Лайонел откинулся на спинку стула. На его лице читалось раздражение.

— Кто ты, парень, и что ты сделал с моим напарником, который всегда говорил ясно и понятно?

Наблюдая за отражением кружащего в небе ястреба, Джон ответил:

— Я дважды ездил в психиатрическую больницу штата, чтобы повидаться с Билли Лукасом.

— Что ж, теперь Кен Шарп выпрыгнет из штанов.

— Он знает. Когда приехал первый раз, Билли назвал меня Джонни, хотя ему сообщили только мою фамилию.

— Не нужно быть Шерлоком, чтобы понять, как это могло произойти.
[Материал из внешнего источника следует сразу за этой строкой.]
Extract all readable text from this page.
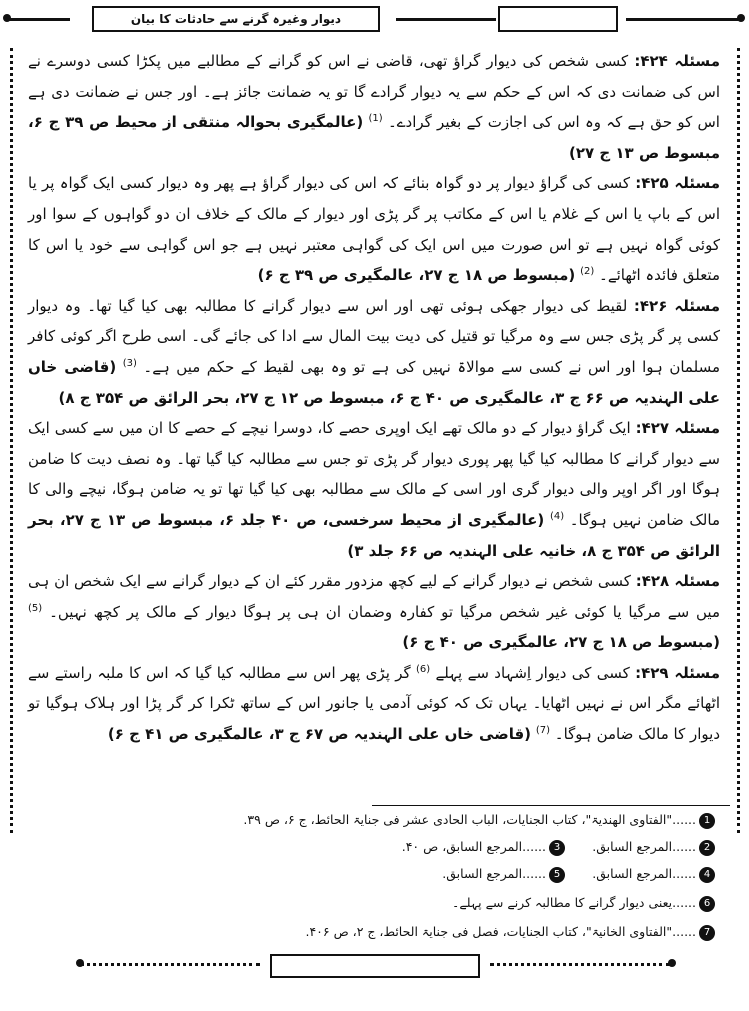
دیوار وغیرہ گرنے سے حادثات کا بیان

مسئلہ ۴۲۴: کسی شخص کی دیوار گراؤ تھی، قاضی نے اس کو گرانے کے مطالبے میں پکڑا کسی دوسرے نے اس کی ضمانت دی کہ اس کے حکم سے یہ دیوار گرادے گا تو یہ ضمانت جائز ہے۔ اور جس نے ضمانت دی ہے اس کو حق ہے کہ وہ اس کی اجازت کے بغیر گرادے۔ $^{(1)}$ (عالمگیری بحوالہ منتقی از محیط ص ۳۹ ج ۶، مبسوط ص ۱۳ ج ۲۷)

مسئلہ ۴۲۵: کسی کی گراؤ دیوار پر دو گواہ بنائے کہ اس کی دیوار گراؤ ہے پھر وہ دیوار کسی ایک گواہ پر یا اس کے باپ یا اس کے غلام یا اس کے مکاتب پر گر پڑی اور دیوار کے مالک کے خلاف ان دو گواہوں کے سوا اور کوئی گواہ نہیں ہے تو اس صورت میں اس ایک کی گواہی معتبر نہیں ہے جو اس گواہی سے خود یا اس کا متعلق فائدہ اٹھائے۔ $^{(2)}$ (مبسوط ص ۱۸ ج ۲۷، عالمگیری ص ۳۹ ج ۶)

مسئلہ ۴۲۶: لقیط کی دیوار جھکی ہوئی تھی اور اس سے دیوار گرانے کا مطالبہ بھی کیا گیا تھا۔ وہ دیوار کسی پر گر پڑی جس سے وہ مرگیا تو قتیل کی دیت بیت المال سے ادا کی جائے گی۔ اسی طرح اگر کوئی کافر مسلمان ہوا اور اس نے کسی سے موالاۃ نہیں کی ہے تو وہ بھی لقیط کے حکم میں ہے۔ $^{(3)}$ (قاضی خاں علی الہندیہ ص ۶۶ ج ۳، عالمگیری ص ۴۰ ج ۶، مبسوط ص ۱۲ ج ۲۷، بحر الرائق ص ۳۵۴ ج ۸)

مسئلہ ۴۲۷: ایک گراؤ دیوار کے دو مالک تھے ایک اوپری حصے کا، دوسرا نیچے کے حصے کا ان میں سے کسی ایک سے دیوار گرانے کا مطالبہ کیا گیا پھر پوری دیوار گر پڑی تو جس سے مطالبہ کیا گیا تھا۔ وہ نصف دیت کا ضامن ہوگا اور اگر اوپر والی دیوار گری اور اسی کے مالک سے مطالبہ بھی کیا گیا تھا تو یہ ضامن ہوگا، نیچے والی کا مالک ضامن نہیں ہوگا۔ $^{(4)}$ (عالمگیری از محیط سرخسی، ص ۴۰ جلد ۶، مبسوط ص ۱۳ ج ۲۷، بحر الرائق ص ۳۵۴ ج ۸، خانیہ علی الہندیہ ص ۶۶ جلد ۳)

مسئلہ ۴۲۸: کسی شخص نے دیوار گرانے کے لیے کچھ مزدور مقرر کئے ان کے دیوار گرانے سے ایک شخص ان ہی میں سے مرگیا یا کوئی غیر شخص مرگیا تو کفارہ وضمان ان ہی پر ہوگا دیوار کے مالک پر کچھ نہیں۔ $^{(5)}$ (مبسوط ص ۱۸ ج ۲۷، عالمگیری ص ۴۰ ج ۶)

مسئلہ ۴۲۹: کسی کی دیوار اِشہاد سے پہلے $^{(6)}$ گر پڑی پھر اس سے مطالبہ کیا گیا کہ اس کا ملبہ راستے سے اٹھائے مگر اس نے نہیں اٹھایا۔ یہاں تک کہ کوئی آدمی یا جانور اس کے ساتھ ٹکرا کر گر پڑا اور ہلاک ہوگیا تو دیوار کا مالک ضامن ہوگا۔ $^{(7)}$ (قاضی خاں علی الہندیہ ص ۶۷ ج ۳، عالمگیری ص ۴۱ ج ۶)

1......"الفتاوی الھندیۃ"، کتاب الجنایات، الباب الحادی عشر فی جنایۃ الحائط، ج ۶، ص ۳۹.
2......المرجع السابق.
3......المرجع السابق، ص ۴۰.
4......المرجع السابق.
5......المرجع السابق.
6......یعنی دیوار گرانے کا مطالبہ کرنے سے پہلے۔
7......"الفتاوی الخانیۃ"، کتاب الجنایات، فصل فی جنایۃ الحائط، ج ۲، ص ۴۰۶.
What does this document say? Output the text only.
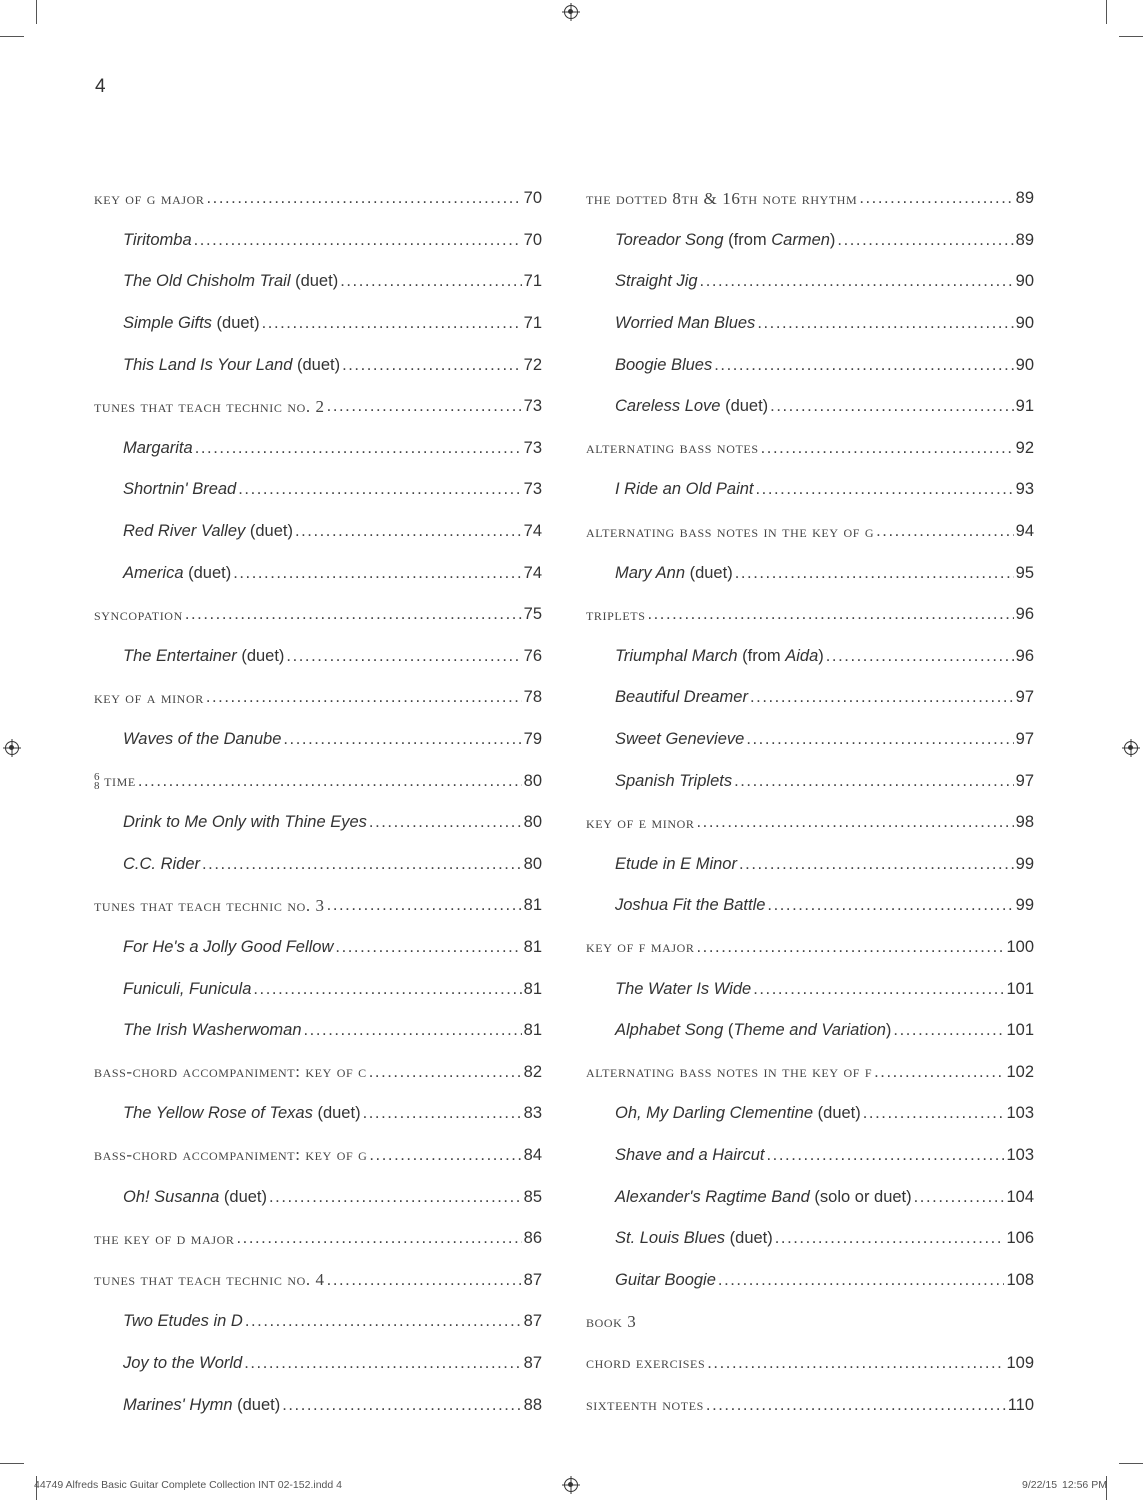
4
key of g major . . .	70
Tiritomba . . .	70
The Old Chisholm Trail (duet) . . .	71
Simple Gifts (duet) . . .	71
This Land Is Your Land (duet) . . .	72
tunes that teach technic no. 2 . . .	73
Margarita . . .	73
Shortnin' Bread . . .	73
Red River Valley (duet) . . .	74
America (duet) . . .	74
syncopation . . .	75
The Entertainer (duet) . . .	76
key of a minor . . .	78
Waves of the Danube . . .	79
6
8 time . . .	80
Drink to Me Only with Thine Eyes . . .	80
C.C. Rider . . .	80
tunes that teach technic no. 3 . . .	81
For He's a Jolly Good Fellow . . .	81
Funiculi, Funicula . . .	81
The Irish Washerwoman . . .	81
bass-chord accompaniment: key of c . . .	82
The Yellow Rose of Texas (duet) . . .	83
bass-chord accompaniment: key of g . . .	84
Oh! Susanna (duet) . . .	85
the key of d major . . .	86
tunes that teach technic no. 4 . . .	87
Two Etudes in D . . .	87
Joy to the World . . .	87
Marines' Hymn (duet) . . .	88
the dotted 8th & 16th note rhythm . . .	89
Toreador Song (from Carmen) . . .	89
Straight Jig . . .	90
Worried Man Blues . . .	90
Boogie Blues . . .	90
Careless Love (duet) . . .	91
alternating bass notes . . .	92
I Ride an Old Paint . . .	93
alternating bass notes in the key of g . . .	94
Mary Ann (duet) . . .	95
triplets . . .	96
Triumphal March (from Aida) . . .	96
Beautiful Dreamer . . .	97
Sweet Genevieve . . .	97
Spanish Triplets . . .	97
key of e minor . . .	98
Etude in E Minor . . .	99
Joshua Fit the Battle . . .	99
key of f major . . .	100
The Water Is Wide . . .	101
Alphabet Song (Theme and Variation) . . .	101
alternating bass notes in the key of f . . .	102
Oh, My Darling Clementine (duet) . . .	103
Shave and a Haircut . . .	103
Alexander's Ragtime Band (solo or duet) . . .	104
St. Louis Blues (duet) . . .	106
Guitar Boogie . . .	108
book 3
chord exercises . . .	109
sixteenth notes . . .	110
44749 Alfreds Basic Guitar Complete Collection INT 02-152.indd 4	9/22/15 12:56 PM
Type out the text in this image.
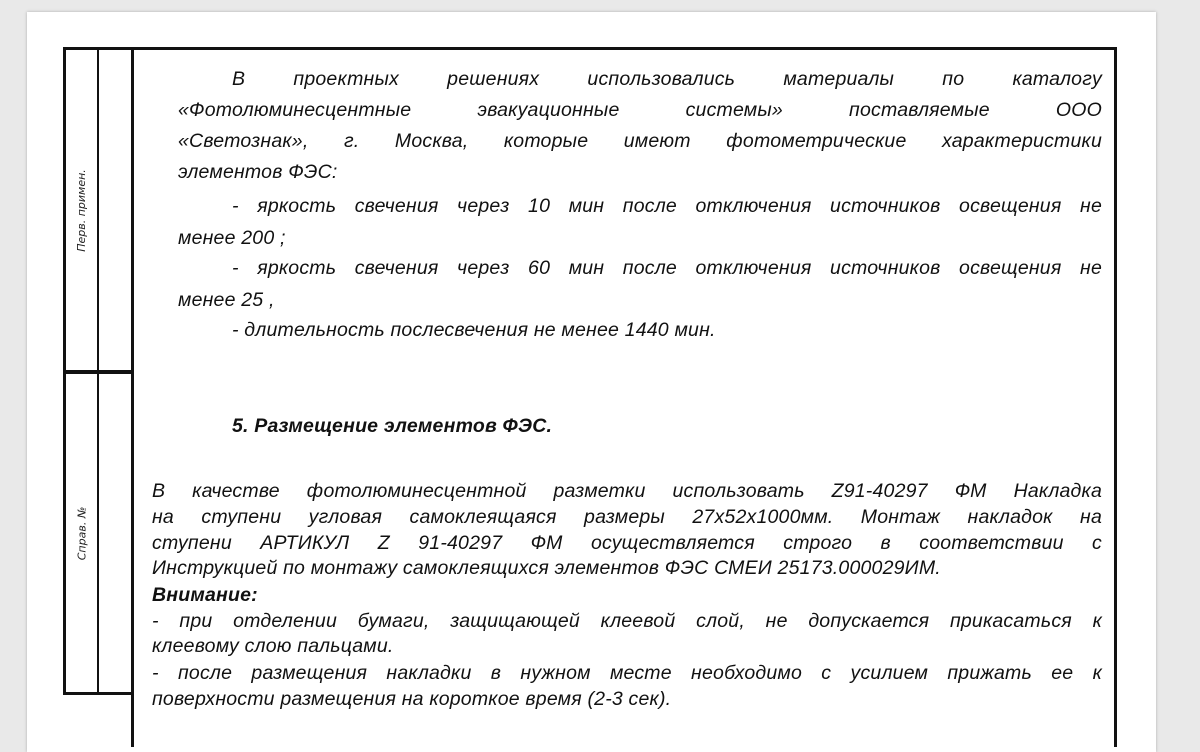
Перв. примен.
Справ. №

В проектных решениях использовались материалы по каталогу

«Фотолюминесцентные эвакуационные системы» поставляемые ООО

«Светознак», г. Москва, которые имеют фотометрические характеристики

элементов ФЭС:

- яркость свечения через 10 мин после отключения источников освещения не

менее 200 ;

- яркость свечения через 60 мин после отключения источников освещения не

менее 25 ,

- длительность послесвечения не менее 1440 мин.

5. Размещение элементов ФЭС.

В качестве фотолюминесцентной разметки использовать Z91-40297 ФМ Накладка

на ступени угловая самоклеящаяся размеры 27х52х1000мм. Монтаж накладок на

ступени АРТИКУЛ Z 91-40297 ФМ осуществляется строго в соответствии с

Инструкцией по монтажу самоклеящихся элементов ФЭС СМЕИ 25173.000029ИМ.

Внимание:

- при отделении бумаги, защищающей клеевой слой, не допускается прикасаться к

клеевому слою пальцами.

- после размещения накладки в нужном месте необходимо с усилием прижать ее к

поверхности размещения на короткое время (2-3 сек).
— В тот вечер он позвонил мне по номеру, которого нет в справочнике. И я ему этот номер не давал. Позвонил по телефону, которого у него быть не могло. Повторил слово в слово фразу, которую произнес Блэквуд перед тем, как я его убил. Я никому не передавал его слова. Так что эту фразу мог знать только Блэквуд.

Лайонел долго оставался таким же молчаливым, как белесое небо, белое солнце и кружащий в стекле ястреб.

— Я не расследую случаи из «Секретных материалов», да и ты тоже. Выходи из Сумеречной зоны… а?

Джон поднял голову, встретился с ним взглядом.

— Как ты объяснишь столь странное поведение Энди Тейна?

— Пока не знаю, но со временем объясню. Я нашел связь между Ризом Солсетто и Энди. Это и есть ответ. Мне просто надо с этим поработать.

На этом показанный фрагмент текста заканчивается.